Thursday, August 04, 2005

We're trying to make a movie, not a film.

When was the last time you saw a great movie?

Not a good movie.

Not Batman Begins cause it was cool and Liam Neeson was great in it.

Not Million Dollar Baby because it won all those Oscars.

Not Ray because everybody talked about it.

I mean the last time you went to a theater and got blown away without somebody telling you, "This movie is going to blow you away."

Sadly, you won't be getting a chance anytime soon.

Neal Gabler, a senior fellow at the Norman Lear Center at USC Annenberg, is the author of "Life the Movie: How Entertainment Conquered Reality, argues in an LA Times editorial that movies just don't matter anymore. His argument claims, in a nutshell that we as Americans have become so enamored with stars and how they live, that we don't even care why they're stars anymore (aka the movies).

Gabler writes:

Movies, television and DVDs are attracting fewer patrons because people, especially young people, value being entertained less than they value knowing about entertainment and entertainers. Movies have become what director Alfred Hitchcock called a "MacGuffin" — a red herring that triggers a plot but has no other inherent value. Like MacGuffins, movies have little inherent purpose except to be talked about, written about, learned about — shared as information.
This culture of Access Hollywood, People Magazine, and "The Fabolous Life of..." on VH1 is now making us dream, whereas crazy ideas like putting a movie in space simply doesn't do the job anymore.

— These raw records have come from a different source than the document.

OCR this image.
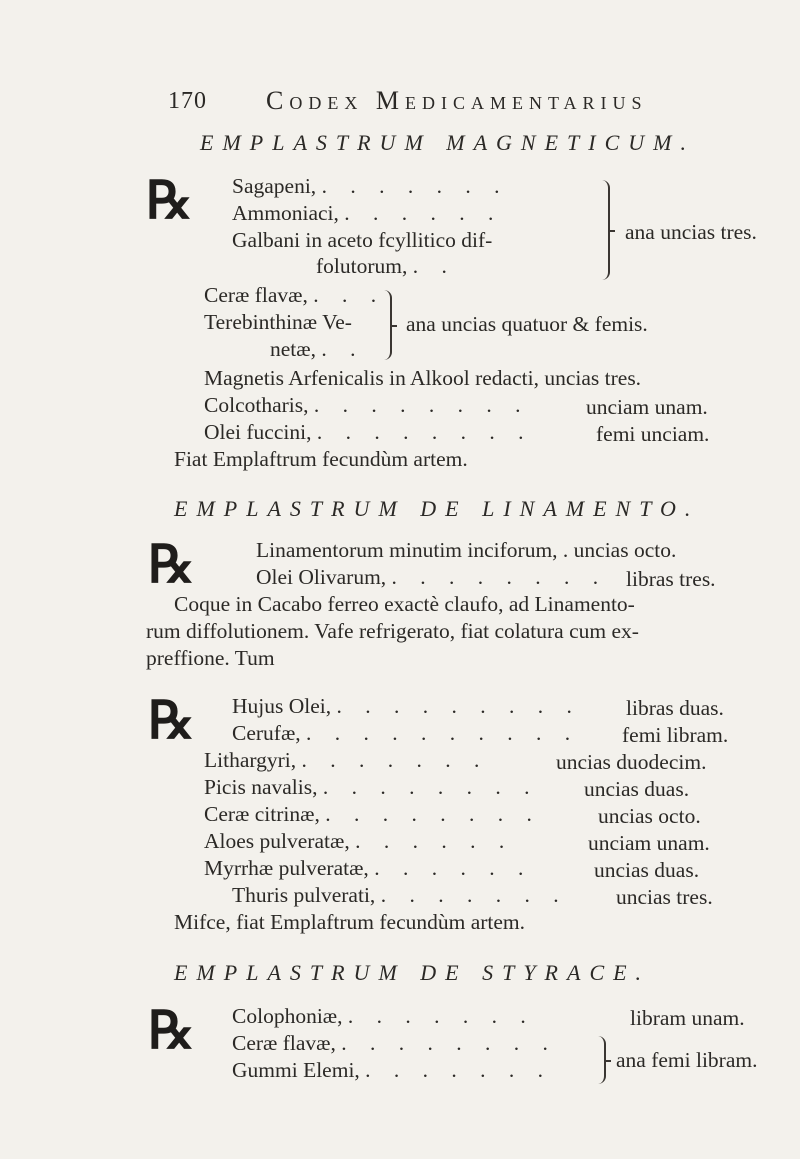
170 Codex Medicamentarius
EMPLASTRUM MAGNETICUM.
℞ Sagapeni, . . . . . . .
Ammoniaci, . . . . . .
Galbani in aceto fcyllitico dif-
folutorum, . .
ana uncias tres.
Ceræ flavæ, . . .
Terebinthinæ Ve-
netæ, . .
ana uncias quatuor & femis.
Magnetis Arfenicalis in Alkool redacti, uncias tres.
Colcotharis, . . . . . . . .	unciam unam.
Olei fuccini, . . . . . . . .	femi unciam.
Fiat Emplaftrum fecundùm artem.
EMPLASTRUM DE LINAMENTO.
℞	Linamentorum minutim inciforum, . uncias octo.
Olei Olivarum, . . . . . . . . libras tres.
Coque in Cacabo ferreo exactè claufo, ad Linamento-
rum diffolutionem. Vafe refrigerato, fiat colatura cum ex-
preffione. Tum
℞ Hujus Olei, . . . . . . . . . libras duas.
Cerufæ, . . . . . . . . . . femi libram.
Lithargyri, . . . . . . .	uncias duodecim.
Picis navalis, . . . . . . . . uncias duas.
Ceræ citrinæ, . . . . . . . .	uncias octo.
Aloes pulveratæ, . . . . . .	unciam unam.
Myrrhæ pulveratæ, . . . . . .	uncias duas.
Thuris pulverati, . . . . . . . uncias tres.
Mifce, fiat Emplaftrum fecundùm artem.
EMPLASTRUM DE STYRACE.
℞ Colophoniæ, . . . . . . .	libram unam.
Ceræ flavæ, . . . . . . . .
Gummi Elemi, . . . . . . .	ana femi libram.
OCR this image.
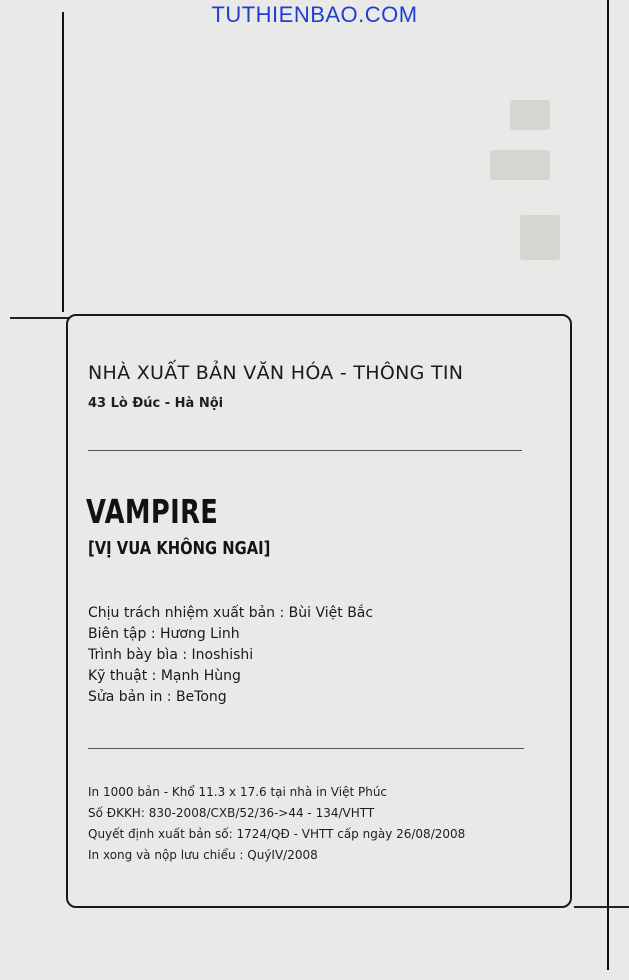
TUTHIENBAO.COM
NHÀ XUẤT BẢN VĂN HÓA - THÔNG TIN
43 Lò Đúc - Hà Nội
VAMPIRE
[VỊ VUA KHÔNG NGAI]
Chịu trách nhiệm xuất bản : Bùi Việt Bắc
Biên tập : Hương Linh
Trình bày bìa : Inoshishi
Kỹ thuật : Mạnh Hùng
Sửa bản in : BeTong
In 1000 bản - Khổ 11.3 x 17.6 tại nhà in Việt Phúc
Số ĐKKH: 830-2008/CXB/52/36->44 - 134/VHTT
Quyết định xuất bản số: 1724/QĐ - VHTT cấp ngày 26/08/2008
In xong và nộp lưu chiểu : QuýIV/2008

And part of this stems from Hollywood paying too much attention to questions like "Will this make money?" and "Will this play in the Midwest?" Right before cable exploded, the credo about television was that "The best shows never air because they never get past the pilot phase." Film, an artform that should allow visual and other sensual expression, should not be held back because Kansas won't like it or a focus group didn't laugh accordingly.

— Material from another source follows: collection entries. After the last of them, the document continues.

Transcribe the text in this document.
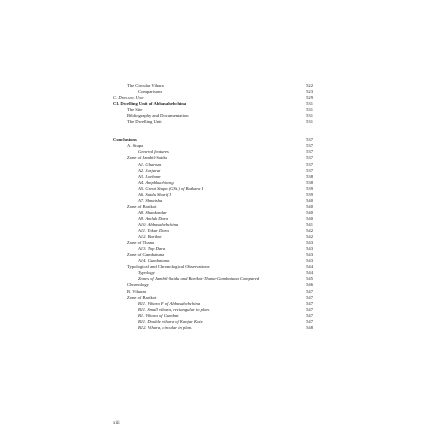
The Circular Vihara	522
Comparisons	523
C. Dwelling Unit	529
CI. Dwelling Unit of Abbasahebchina	531
The Site	531
Bibliography and Documentation	531
The Dwelling Unit	531
Conclusions	537
A. Stupa	537
General features	537
Zone of Jambil-Saidu	537
A1. Gharoza	537
A2. Jurjurai	537
A3. Loebanr	538
A4. Amphkuchiwng	538
A5. Great Stupa (GSt.) of Butkara I	539
A6. Saidu Sharif I	539
A7. Shnaisha	540
Zone of Barikot	540
A8. Shankardar	540
A9. Amluk Dara	540
A10. Abbasahebchina	541
A11. Tokar Dara	542
A12. Barikot	542
Zone of Thana	543
A13. Top Dara	543
Zone of Gumbatuna	543
A14. Gumbatuna	543
Typological and Chronological Observations	544
Typology	544
Zones of Jambil-Saidu and Barikot-Thana-Gumbatuna Compared	545
Chronology	546
B. Viharas	547
Zone of Barikot	547
B11. Vihara F of Abbasahebchina	547
B11. Small vihara, rectangular in plan.	547
B1. Vihara of Gumbat	547
B11. Double vihara of Kanjar Kote	547
B12. Vihara, circular in plan.	548
xiii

We're too busy trying to know everything, to guess how movies will end before we see them (Spoiler Alert, anyone?). We will concede the actual experience of seeing the movie if we can assume how it ends. But come on... somebody, somewhere has a script we've never heard with characters we've never met and a story we've never been told. That's the one I want to hear. That's the one that will leave me saying, "Wow."

As opposed to the Dukes of Hazzard, which will inevitably leave me saying, "Wow.... that was crap."

2 comments:

thehim said...

You have to drag me kicking and screaming to any movie theatre these days. I even hate most of the ones that are critically acclaimed. I was worried that it was because I'm becoming a grumpy old hag, but I find that a lot of people are on the same page. Movies really do just suck.

MatthewA said...

I get worried sometimes at the sentiment of "movies just aren't as good as they used to be." I point to the example of music, where it seems like everybody thinks the golden age of music falls around the time they were in high school and college.

Movies don't fall into the same description, but can at times. Ask the average moviegoer now about their opinion of black and white movies, and they'll give you a sentiment about how they're all old and very primitive.

But movies at large lately don't challenge you. They're either sequels of movies that challenged you once upon a time, or they're the Dukes of Hazzard, a remake of some 70s-80s fairly popular TV show that may provide fond memories but no one would honestly miss it if it went away forever (see: Starsky & Hutch, Charlie's Angels, etc...).